Northern California's National Union of Healthcare Workers has been negotiating with Kaiser for almost 5 years with no final bargaining agreement. The union says employees are overworked, and for the second time this year, it'll all come to a head with a strike.
Green awning once again blocks parts of the courtyard areas on Kaiser Permanente's Sacramento location from view, a telltale sign the health care company is preparing for a strike.
"Bottom line is Kaiser is working really hard to make this strike fail when they could just do the right thing and give us more staff,” said Ann Amato, a licensed clinical social worker.
Amato sees individual patients and groups for a host of mental health issues from depression to marriage counseling. She says it’s almost impossible for Kaiser 's mental health staff to provide the right care for patients when they're so understaffed and overbooked.
"They cram them into their lunch hours, into the time they're supposed to be doing their notes so a lot of people work overtime all the time to try to catch up,” said Amato.
As a result, she says patients have to wait up to eight weeks in some cases for an appointment.
In 2014 the Department of Managed Health Care fined Kaiser Permanente $4 million due to overly long wait times for patient appointments.
Amato says that issue is at the heart of the strike. Kaiser Permanente officials however say their 1,400 union employees' strike is about money.
"We haven’t gotten wages since 2012, no cost of living raises for three years,” said Amato.

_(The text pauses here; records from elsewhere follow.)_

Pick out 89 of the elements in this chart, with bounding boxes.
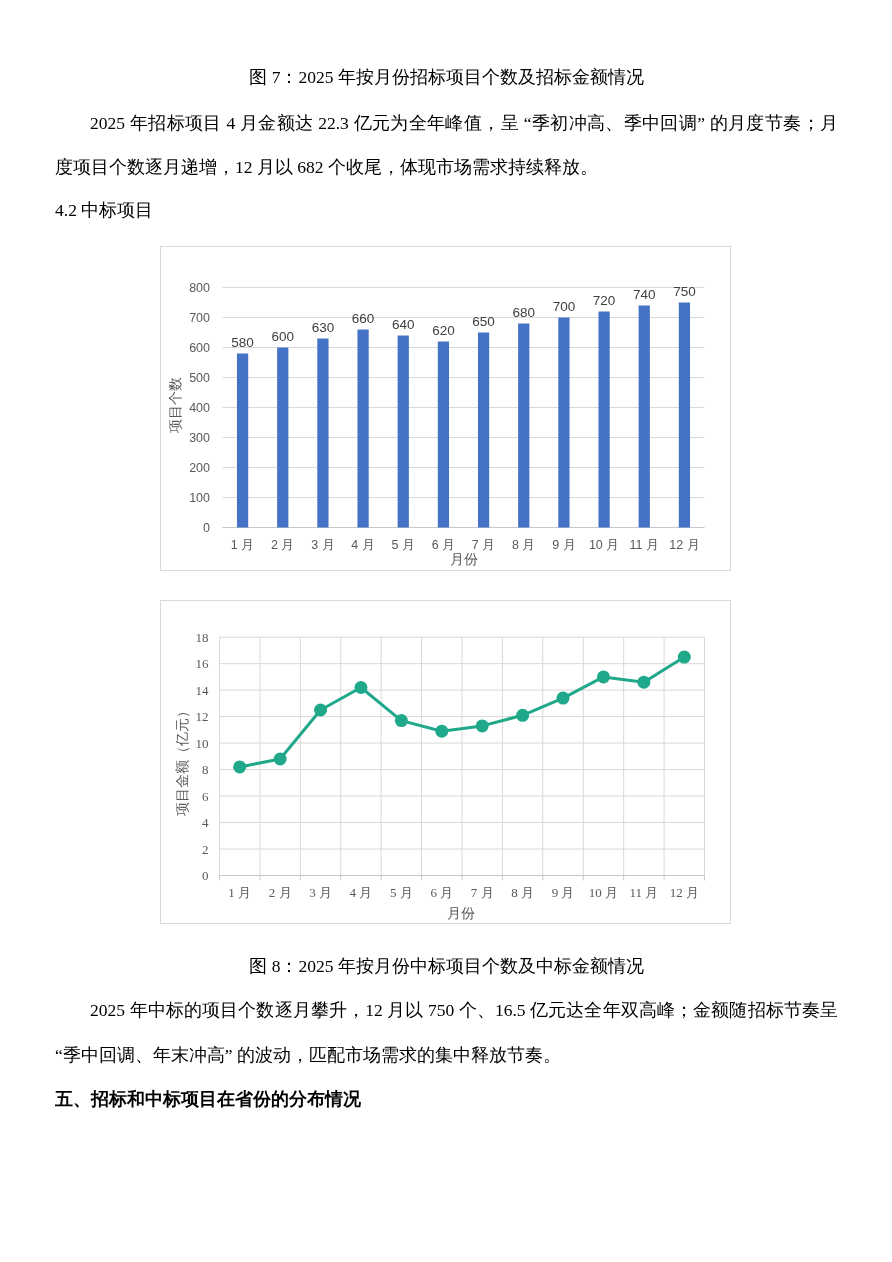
x-tick-label: 1 月 <box>228 884 252 900</box>
y-tick-label: 8 <box>202 762 209 778</box>
bar <box>638 305 650 528</box>
x-tick-label: 6 月 <box>430 884 454 900</box>
data-label: 600 <box>271 328 295 344</box>
x-tick-label: 2 月 <box>268 884 292 900</box>
data-label: 740 <box>632 286 656 302</box>
bar <box>477 332 490 528</box>
x-tick-label: 11 月 <box>629 884 659 900</box>
data-label: 580 <box>231 334 254 350</box>
y-tick-label: 12 <box>195 709 209 725</box>
bar <box>397 335 409 528</box>
x-tick-label: 5 月 <box>390 884 413 900</box>
text: 2025 年中标的项目个数逐月攀升，12 月以 750 个、16.5 亿元达全年双高峰；金额随招标节奏呈 “季中回调、年末冲高” 的波动，匹配市场需求的集中释放节奏。 <box>55 1000 838 1065</box>
bar <box>598 311 610 528</box>
bar <box>678 302 691 528</box>
x-tick-label: 12 月 <box>669 538 700 552</box>
point <box>273 752 287 766</box>
y-tick-label: 700 <box>189 310 211 325</box>
x-tick-label: 10 月 <box>588 538 620 552</box>
data-label: 720 <box>592 292 616 308</box>
bar <box>558 317 570 528</box>
x-tick-label: 3 月 <box>309 884 332 900</box>
x-tick-label: 7 月 <box>470 884 494 900</box>
x-axis-title: 月份 <box>450 551 478 567</box>
y-tick-label: 800 <box>189 280 211 295</box>
x-tick-label: 4 月 <box>349 884 373 900</box>
y-tick-label: 6 <box>202 788 209 804</box>
x-tick-label: 3 月 <box>311 538 335 552</box>
y-tick-label: 200 <box>189 460 211 475</box>
x-tick-label: 9 月 <box>552 538 576 552</box>
y-tick-label: 16 <box>195 656 209 672</box>
bar <box>518 323 530 528</box>
data-label: 630 <box>311 319 335 335</box>
text: 五、招标和中标项目在省份的分布情况 <box>55 1088 362 1111</box>
point <box>516 708 530 722</box>
y-tick-label: 300 <box>189 430 211 445</box>
x-tick-label: 8 月 <box>512 538 536 552</box>
caption: 图 7：2025 年按月份招标项目个数及招标金额情况 <box>248 65 645 89</box>
point <box>314 703 328 717</box>
data-label: 640 <box>391 316 415 332</box>
data-label: 620 <box>432 322 455 338</box>
y-axis-title: 项目金额（亿元） <box>174 704 190 816</box>
x-tick-label: 11 月 <box>629 538 659 552</box>
y-tick-label: 500 <box>189 370 211 385</box>
x-tick-label: 1 月 <box>230 538 255 552</box>
y-tick-label: 10 <box>195 735 209 751</box>
point <box>637 675 651 689</box>
caption: 图 8：2025 年按月份中标项目个数及中标金额情况 <box>248 955 645 978</box>
y-tick-label: 2 <box>202 841 209 857</box>
y-tick-label: 4 <box>202 815 209 831</box>
x-tick-label: 10 月 <box>588 884 619 900</box>
point <box>556 691 570 705</box>
x-tick-label: 6 月 <box>431 538 456 552</box>
text: 4.2 中标项目 <box>55 199 155 222</box>
point <box>435 724 449 738</box>
data-label: 680 <box>512 304 536 320</box>
data-label: 650 <box>472 313 495 329</box>
x-tick-label: 7 月 <box>471 538 496 552</box>
y-axis-title: 项目个数 <box>167 377 183 433</box>
point <box>354 681 368 695</box>
bar <box>437 341 450 528</box>
y-tick-label: 18 <box>195 629 209 645</box>
x-tick-label: 2 月 <box>271 538 295 552</box>
bar <box>357 329 369 528</box>
y-tick-label: 0 <box>202 868 209 883</box>
data-label: 750 <box>673 283 696 299</box>
point <box>677 650 691 664</box>
point <box>233 760 247 774</box>
x-tick-label: 5 月 <box>391 538 415 552</box>
text: 2025 年招标项目 4 月金额达 22.3 亿元为全年峰值，呈 “季初冲高、季中回调” 的月度节奏；月度项目个数逐月递增，12 月以 682 个收尾，体现市场需求持续释放。 <box>55 112 838 177</box>
bar <box>277 347 289 528</box>
point <box>394 714 408 728</box>
x-tick-label: 8 月 <box>511 884 534 900</box>
x-tick-label: 9 月 <box>551 884 575 900</box>
x-tick-label: 12 月 <box>669 884 699 900</box>
y-tick-label: 100 <box>189 490 211 505</box>
data-label: 700 <box>552 298 576 314</box>
y-tick-label: 400 <box>189 400 211 415</box>
x-axis-title: 月份 <box>447 905 475 921</box>
data-label: 660 <box>351 310 375 326</box>
point <box>475 719 489 733</box>
bar <box>317 338 329 528</box>
point <box>596 670 610 684</box>
bar <box>236 353 249 528</box>
y-tick-label: 0 <box>203 520 211 535</box>
y-tick-label: 600 <box>189 340 211 355</box>
y-tick-label: 14 <box>195 682 209 698</box>
x-tick-label: 4 月 <box>351 538 375 552</box>
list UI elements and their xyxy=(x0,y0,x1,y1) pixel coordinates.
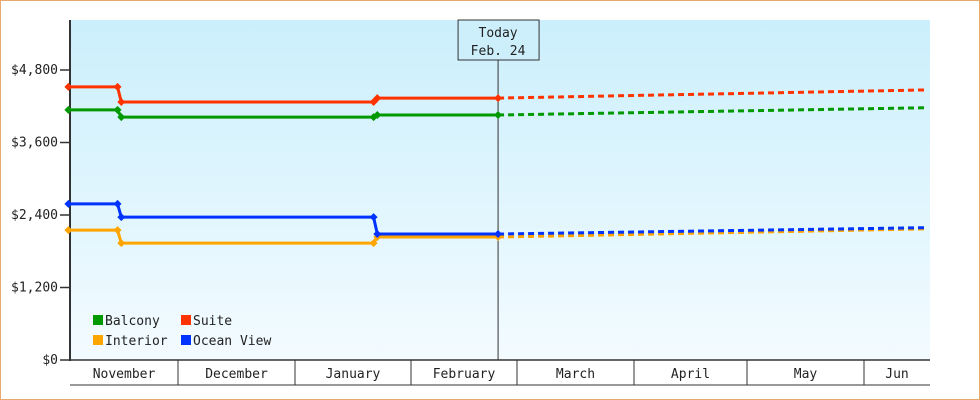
legend-label: Ocean View xyxy=(193,334,271,349)
series-line-balcony xyxy=(68,108,499,119)
y-tick-label: $3,600 xyxy=(11,136,58,151)
x-tick-label: December xyxy=(205,367,268,382)
today-label: Today xyxy=(479,26,518,41)
data-point-ocean-view[interactable] xyxy=(494,230,503,239)
projection-line-suite xyxy=(498,88,925,100)
projection-line-interior xyxy=(498,227,925,239)
y-tick-label: $1,200 xyxy=(11,281,58,296)
legend-label: Interior xyxy=(105,334,168,349)
data-point-balcony[interactable] xyxy=(494,111,503,120)
x-tick-label: May xyxy=(794,367,818,382)
data-point-suite[interactable] xyxy=(373,94,382,103)
today-box xyxy=(457,19,540,61)
data-point-suite[interactable] xyxy=(64,82,73,91)
projection-line-balcony xyxy=(498,106,925,117)
y-tick-label: $0 xyxy=(42,353,58,368)
legend-swatch xyxy=(181,335,191,345)
series-line-interior xyxy=(68,228,499,245)
x-tick-label: January xyxy=(326,367,381,382)
data-point-ocean-view[interactable] xyxy=(113,199,122,208)
data-point-interior[interactable] xyxy=(113,226,122,235)
legend-label: Balcony xyxy=(105,314,160,329)
data-point-interior[interactable] xyxy=(64,226,73,235)
data-point-ocean-view[interactable] xyxy=(64,199,73,208)
x-tick-label: November xyxy=(93,367,156,382)
legend-swatch xyxy=(181,315,191,325)
x-tick-label: February xyxy=(433,367,496,382)
data-point-balcony[interactable] xyxy=(64,105,73,114)
data-point-suite[interactable] xyxy=(113,82,122,91)
today-date: Feb. 24 xyxy=(471,44,526,59)
data-point-ocean-view[interactable] xyxy=(117,213,126,222)
data-point-balcony[interactable] xyxy=(117,113,126,122)
data-point-balcony[interactable] xyxy=(113,105,122,114)
x-tick-label: Jun xyxy=(885,367,908,382)
y-tick-label: $2,400 xyxy=(11,208,58,223)
series-line-ocean-view xyxy=(68,202,499,236)
data-point-suite[interactable] xyxy=(117,98,126,107)
legend-label: Suite xyxy=(193,314,232,329)
data-point-balcony[interactable] xyxy=(373,111,382,120)
y-tick-label: $4,800 xyxy=(11,63,58,78)
data-point-ocean-view[interactable] xyxy=(373,230,382,239)
data-point-interior[interactable] xyxy=(369,239,378,248)
legend-swatch xyxy=(93,335,103,345)
data-point-interior[interactable] xyxy=(117,239,126,248)
x-tick-label: April xyxy=(671,367,710,382)
projection-line-ocean-view xyxy=(498,226,925,236)
data-point-ocean-view[interactable] xyxy=(369,213,378,222)
plot-area xyxy=(70,20,930,360)
data-point-suite[interactable] xyxy=(494,94,503,103)
x-tick-label: March xyxy=(556,367,595,382)
legend-swatch xyxy=(93,315,103,325)
series-line-suite xyxy=(68,85,499,104)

Amato says that’s partly true. Employees, she says, are underpaid and are asking for a 19% raise phased in over six years, counting the previous three for which there were no changes to employee wages. Kaiser officials add the union is demanding $15 thousand in additional bonuses.
But by striking, Kaiser officials say these workers will abandon their patients.
Human resources Vice President Gay Westfall says in a statement to FOX 40:
"The union leadership is calling on Kaiser Permanente’s mental health employees to walk away from their patients for an unlimited duration of time. This shows clear disregard for the well-being of our patients. We are concerned that the union’s misleading claims about Kaiser Permanente, its willingness to ignore its role in representing employees, and its disregard for the disruption it is trying to cause by walking out on patients, are a simply a continuation of the tactics used by this union for years."
Westfall also says Kaiser Permanente has hired hundreds of therapists and is recruiting to hire hundreds more to address staffing shortfalls.
Kaiser officials claim union attorneys sent out a memo to its members urging them not to feel guilty about missing patients, a claim the union says was taken out of context.
FOX 40 reached out today to DMHC who fined Kaiser Permanente last year. An official with the department says Kaiser hasn't fully met their recommendations.
“Kaiser’s actions have not been sufficient to ensure enrollees have consistent timely access to behavioral health services,” a DMHC official said.
There are also 5 class action lawsuits against Kaiser Permanente relating to wait times.